The next novel I pick up to read won't be so so so i guess depressing is a good work to use here.
In the meantime, I have Barry Manilow's new CD Greatest Songs of the 50's, which is better than Paxil.
"Meterologists who wish to explain the circulation of the Earth's atmosphere sometimes employ an illustration called 'Caesar's Last Breath.' By an arithmetical coincidence, the average number of molecules of air in a human lung is quite close to the total number of 'lungful-equivalents' in the Earth's atmosphere. In the two thousand years since Julius Caesar died of his stab wounds in the Toman Forum, there has been plenty of time for mixing, so the molecules of air he exhaled as he perished are now everywhere. Even in your lungs. On average, each time you take a breath, you take in one molecule that Caesar gasped out. This does you no harm. Caesar's last breath contained nothing that can hurt you' but the last huge breath from the dying Chernobyl Reactor No. 4 is another matter. It is not aw well distributed as Caesar's eshalation. There has not been as much time. Expecially in the southern hemisphere, which exchanges air with the north only, weakly, through what are called 'Hadley cells', and only tiny fractions of the Chernobyl gases have yet been circulated. But there was so vastly much more of the gases from Chernobyl that every one of us now has in our lungs a certain number of Chernobyl molecules, and this is not only true for all Americans and Russiand and Chinese and French and Italians, but for every African, Australian, and Cambodian, and even for all the elephants in Kenya and the Antartic penguins. We breathe in some of Chernobyl's last breath every day, and will go on doing so all our lives."

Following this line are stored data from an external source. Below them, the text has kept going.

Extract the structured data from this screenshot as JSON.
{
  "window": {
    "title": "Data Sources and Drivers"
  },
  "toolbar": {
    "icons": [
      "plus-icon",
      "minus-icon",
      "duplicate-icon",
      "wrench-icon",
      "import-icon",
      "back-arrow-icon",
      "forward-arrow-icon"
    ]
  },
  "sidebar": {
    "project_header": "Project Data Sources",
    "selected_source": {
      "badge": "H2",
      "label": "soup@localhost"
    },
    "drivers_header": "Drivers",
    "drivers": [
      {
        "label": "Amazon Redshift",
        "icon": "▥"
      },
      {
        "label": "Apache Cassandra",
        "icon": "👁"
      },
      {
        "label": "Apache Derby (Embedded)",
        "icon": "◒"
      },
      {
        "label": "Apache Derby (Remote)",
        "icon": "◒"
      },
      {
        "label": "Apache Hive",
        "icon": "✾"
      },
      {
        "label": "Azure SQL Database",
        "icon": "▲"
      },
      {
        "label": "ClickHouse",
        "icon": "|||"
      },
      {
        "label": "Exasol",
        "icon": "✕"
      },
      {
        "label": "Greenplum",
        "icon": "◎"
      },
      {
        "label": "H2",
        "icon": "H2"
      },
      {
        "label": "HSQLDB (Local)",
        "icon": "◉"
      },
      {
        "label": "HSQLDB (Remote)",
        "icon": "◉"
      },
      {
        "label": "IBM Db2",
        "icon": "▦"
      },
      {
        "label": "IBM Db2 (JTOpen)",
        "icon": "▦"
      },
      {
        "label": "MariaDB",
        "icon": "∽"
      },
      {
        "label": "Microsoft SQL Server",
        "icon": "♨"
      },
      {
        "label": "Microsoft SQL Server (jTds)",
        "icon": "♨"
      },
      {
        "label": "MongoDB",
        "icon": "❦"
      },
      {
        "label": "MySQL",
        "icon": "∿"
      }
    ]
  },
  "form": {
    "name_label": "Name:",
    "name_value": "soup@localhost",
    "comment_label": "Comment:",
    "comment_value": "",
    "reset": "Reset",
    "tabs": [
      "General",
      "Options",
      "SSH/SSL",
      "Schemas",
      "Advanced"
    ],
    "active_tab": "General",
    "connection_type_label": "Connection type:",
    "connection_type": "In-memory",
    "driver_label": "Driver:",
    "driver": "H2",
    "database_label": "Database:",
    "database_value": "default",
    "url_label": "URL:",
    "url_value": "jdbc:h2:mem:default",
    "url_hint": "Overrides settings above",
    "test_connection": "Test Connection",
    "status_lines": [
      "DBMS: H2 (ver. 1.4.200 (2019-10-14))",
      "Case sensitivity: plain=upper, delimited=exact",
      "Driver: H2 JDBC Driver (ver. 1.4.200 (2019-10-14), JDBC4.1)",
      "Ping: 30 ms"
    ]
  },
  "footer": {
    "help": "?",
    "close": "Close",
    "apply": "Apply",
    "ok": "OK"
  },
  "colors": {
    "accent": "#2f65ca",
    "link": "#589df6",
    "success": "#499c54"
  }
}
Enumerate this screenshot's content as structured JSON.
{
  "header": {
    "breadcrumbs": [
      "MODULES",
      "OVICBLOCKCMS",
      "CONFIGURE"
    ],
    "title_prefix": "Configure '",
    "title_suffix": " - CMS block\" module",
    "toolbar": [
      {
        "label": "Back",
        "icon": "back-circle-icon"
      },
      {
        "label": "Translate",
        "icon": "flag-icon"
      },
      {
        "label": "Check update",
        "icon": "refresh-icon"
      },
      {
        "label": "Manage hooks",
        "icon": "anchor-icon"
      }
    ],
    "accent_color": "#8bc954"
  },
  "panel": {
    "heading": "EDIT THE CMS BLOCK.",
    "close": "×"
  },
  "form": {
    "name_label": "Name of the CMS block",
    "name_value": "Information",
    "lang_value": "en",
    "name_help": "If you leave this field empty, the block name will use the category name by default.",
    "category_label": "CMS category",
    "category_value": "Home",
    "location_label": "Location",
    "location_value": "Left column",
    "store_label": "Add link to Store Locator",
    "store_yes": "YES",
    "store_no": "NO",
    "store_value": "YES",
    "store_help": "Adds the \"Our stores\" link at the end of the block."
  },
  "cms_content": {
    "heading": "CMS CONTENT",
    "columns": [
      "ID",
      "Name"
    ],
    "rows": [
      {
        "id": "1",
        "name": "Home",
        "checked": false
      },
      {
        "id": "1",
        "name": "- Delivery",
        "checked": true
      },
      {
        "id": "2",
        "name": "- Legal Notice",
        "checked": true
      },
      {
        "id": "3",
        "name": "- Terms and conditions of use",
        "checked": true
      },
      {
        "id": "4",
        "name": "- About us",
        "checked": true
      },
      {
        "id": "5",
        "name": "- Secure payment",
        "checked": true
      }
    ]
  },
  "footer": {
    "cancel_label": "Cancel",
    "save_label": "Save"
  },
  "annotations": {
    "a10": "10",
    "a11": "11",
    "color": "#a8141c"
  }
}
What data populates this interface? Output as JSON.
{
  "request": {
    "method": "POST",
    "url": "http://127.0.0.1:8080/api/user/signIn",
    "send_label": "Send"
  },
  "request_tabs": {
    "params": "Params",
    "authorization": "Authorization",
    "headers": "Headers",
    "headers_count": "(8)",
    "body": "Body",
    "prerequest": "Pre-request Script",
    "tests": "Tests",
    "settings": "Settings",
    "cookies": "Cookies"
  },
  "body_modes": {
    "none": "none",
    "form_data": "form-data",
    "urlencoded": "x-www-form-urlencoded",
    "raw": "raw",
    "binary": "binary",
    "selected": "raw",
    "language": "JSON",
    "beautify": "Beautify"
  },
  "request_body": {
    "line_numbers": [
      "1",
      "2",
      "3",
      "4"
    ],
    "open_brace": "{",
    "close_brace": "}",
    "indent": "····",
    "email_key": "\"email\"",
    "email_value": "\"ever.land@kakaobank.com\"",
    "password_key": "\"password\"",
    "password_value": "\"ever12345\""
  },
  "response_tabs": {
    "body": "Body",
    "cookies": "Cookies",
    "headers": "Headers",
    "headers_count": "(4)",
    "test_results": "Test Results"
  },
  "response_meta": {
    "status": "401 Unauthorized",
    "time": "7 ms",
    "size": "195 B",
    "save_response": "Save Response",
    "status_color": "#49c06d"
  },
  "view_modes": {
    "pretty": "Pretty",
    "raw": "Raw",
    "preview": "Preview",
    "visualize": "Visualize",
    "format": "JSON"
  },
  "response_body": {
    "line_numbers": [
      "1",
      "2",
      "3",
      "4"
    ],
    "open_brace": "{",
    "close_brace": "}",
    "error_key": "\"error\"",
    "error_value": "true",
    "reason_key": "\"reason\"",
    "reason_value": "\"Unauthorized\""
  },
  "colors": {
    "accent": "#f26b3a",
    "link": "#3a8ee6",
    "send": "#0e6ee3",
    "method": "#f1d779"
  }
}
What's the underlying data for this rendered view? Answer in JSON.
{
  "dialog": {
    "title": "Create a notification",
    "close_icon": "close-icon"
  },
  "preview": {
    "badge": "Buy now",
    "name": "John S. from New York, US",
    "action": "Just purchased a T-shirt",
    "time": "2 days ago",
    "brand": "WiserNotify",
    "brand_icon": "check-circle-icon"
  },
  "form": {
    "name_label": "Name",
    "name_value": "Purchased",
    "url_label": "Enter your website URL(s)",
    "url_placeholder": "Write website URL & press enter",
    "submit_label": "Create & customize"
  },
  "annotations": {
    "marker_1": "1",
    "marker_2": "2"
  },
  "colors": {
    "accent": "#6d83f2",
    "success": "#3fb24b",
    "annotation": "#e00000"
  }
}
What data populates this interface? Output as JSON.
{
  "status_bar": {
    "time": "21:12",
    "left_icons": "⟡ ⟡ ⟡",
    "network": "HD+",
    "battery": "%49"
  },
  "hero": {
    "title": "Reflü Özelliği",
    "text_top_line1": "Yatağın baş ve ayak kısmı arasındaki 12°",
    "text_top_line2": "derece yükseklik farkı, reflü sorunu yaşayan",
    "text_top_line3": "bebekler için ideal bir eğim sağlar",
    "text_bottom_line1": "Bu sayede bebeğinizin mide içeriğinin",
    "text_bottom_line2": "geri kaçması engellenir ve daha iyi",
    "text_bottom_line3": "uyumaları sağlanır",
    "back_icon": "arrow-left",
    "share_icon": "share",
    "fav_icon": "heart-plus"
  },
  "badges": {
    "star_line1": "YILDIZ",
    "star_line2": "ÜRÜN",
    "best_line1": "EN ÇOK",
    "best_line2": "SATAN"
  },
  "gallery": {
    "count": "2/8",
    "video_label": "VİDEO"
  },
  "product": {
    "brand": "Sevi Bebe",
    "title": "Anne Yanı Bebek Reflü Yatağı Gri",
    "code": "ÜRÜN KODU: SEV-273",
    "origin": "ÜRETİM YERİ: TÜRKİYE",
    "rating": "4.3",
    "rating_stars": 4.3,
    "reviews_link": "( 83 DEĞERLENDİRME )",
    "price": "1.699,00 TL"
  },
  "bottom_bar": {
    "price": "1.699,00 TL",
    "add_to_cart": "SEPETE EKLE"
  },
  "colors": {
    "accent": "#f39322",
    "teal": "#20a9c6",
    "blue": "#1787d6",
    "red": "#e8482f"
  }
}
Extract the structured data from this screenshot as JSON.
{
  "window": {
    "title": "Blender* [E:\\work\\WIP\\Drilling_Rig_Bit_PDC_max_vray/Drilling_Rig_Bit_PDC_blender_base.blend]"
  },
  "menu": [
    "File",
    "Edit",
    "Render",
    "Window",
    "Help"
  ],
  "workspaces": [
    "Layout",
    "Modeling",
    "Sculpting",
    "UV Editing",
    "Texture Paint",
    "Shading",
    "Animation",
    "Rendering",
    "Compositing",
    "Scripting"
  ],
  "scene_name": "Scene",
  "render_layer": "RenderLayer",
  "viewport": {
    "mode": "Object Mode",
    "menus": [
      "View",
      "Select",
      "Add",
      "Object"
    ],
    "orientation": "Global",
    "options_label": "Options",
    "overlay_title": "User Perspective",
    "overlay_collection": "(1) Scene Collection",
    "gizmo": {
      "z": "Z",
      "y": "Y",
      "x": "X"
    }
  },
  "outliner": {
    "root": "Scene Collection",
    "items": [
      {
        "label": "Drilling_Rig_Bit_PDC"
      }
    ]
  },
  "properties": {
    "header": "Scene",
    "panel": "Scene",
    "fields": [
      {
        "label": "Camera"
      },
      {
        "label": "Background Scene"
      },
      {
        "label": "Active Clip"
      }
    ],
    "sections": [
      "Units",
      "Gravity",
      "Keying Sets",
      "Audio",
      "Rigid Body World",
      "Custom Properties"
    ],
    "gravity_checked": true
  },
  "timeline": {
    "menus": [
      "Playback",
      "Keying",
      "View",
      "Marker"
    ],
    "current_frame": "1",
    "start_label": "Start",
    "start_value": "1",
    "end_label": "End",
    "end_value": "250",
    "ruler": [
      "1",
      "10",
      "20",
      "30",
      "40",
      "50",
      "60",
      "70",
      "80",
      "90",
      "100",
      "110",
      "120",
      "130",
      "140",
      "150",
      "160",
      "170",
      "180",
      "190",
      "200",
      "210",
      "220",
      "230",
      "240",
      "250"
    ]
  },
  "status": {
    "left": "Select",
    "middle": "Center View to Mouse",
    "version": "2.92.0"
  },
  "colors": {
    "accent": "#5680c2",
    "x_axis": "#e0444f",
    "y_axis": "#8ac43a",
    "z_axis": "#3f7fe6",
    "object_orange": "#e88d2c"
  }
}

There is a lot more that has happened since the Chernobyl disaster in 1986. Once example is 9.11. After 9.11, breathing in NYC was like breathing in cracked glass.
.....
We're being sustained by a constant thermonuclear reaction in our sun.
Somehow I'm find the quantum synchronicity of it quite fascinating.
.....
This week's Torah Portion Parashat Tzav. The main metaphor is fire, the fire that must never be extinguished. hmmmm.
It is Shabbat Hagadol, the Shabbat before Pesach. This means a lot of energy is flowing down , directly as it were, to us, the vessels for the light.
Candelighting 7:28, forward one hour (that's daylight saving time) + 3 minutes.
Ileya has her own blog now.
http://ileyasblogspace.blogspot.com/
.....
Think Blue
Think Peace
Breathe Peace
and
Thanks for the Dance this week. Thanks for the Dance. I love you.
Shabbat Shalom
2 Comments:
Isn't it interesting that we are being shined down on with fire, as we breath in chernoble and all and everything that has come before us.. The thermonuclear stuff coming from the sun, ahhh, are we all connected..
I breath you into me, I breath it all into me, and I am whole... Maybe within this realm of death and destuctrution we are not truely whole until we embrace the all of it, life and death, that which bring s life and that which brings death. I need to ponder this.. The all of all of it here. The none of any of it there.. Oh boy, my fav, THE DICHOTOMY !! Off I go to ponder and see what I might know..
BLue, Blue, Blue, always makes me think of you..
I was pondering
how we swim in the sea
and walk in the woods
.....
you don't walk in the sea
or
swim in the woods.
I blue my own mind :P with the circular synchronicity of nuclear reaction.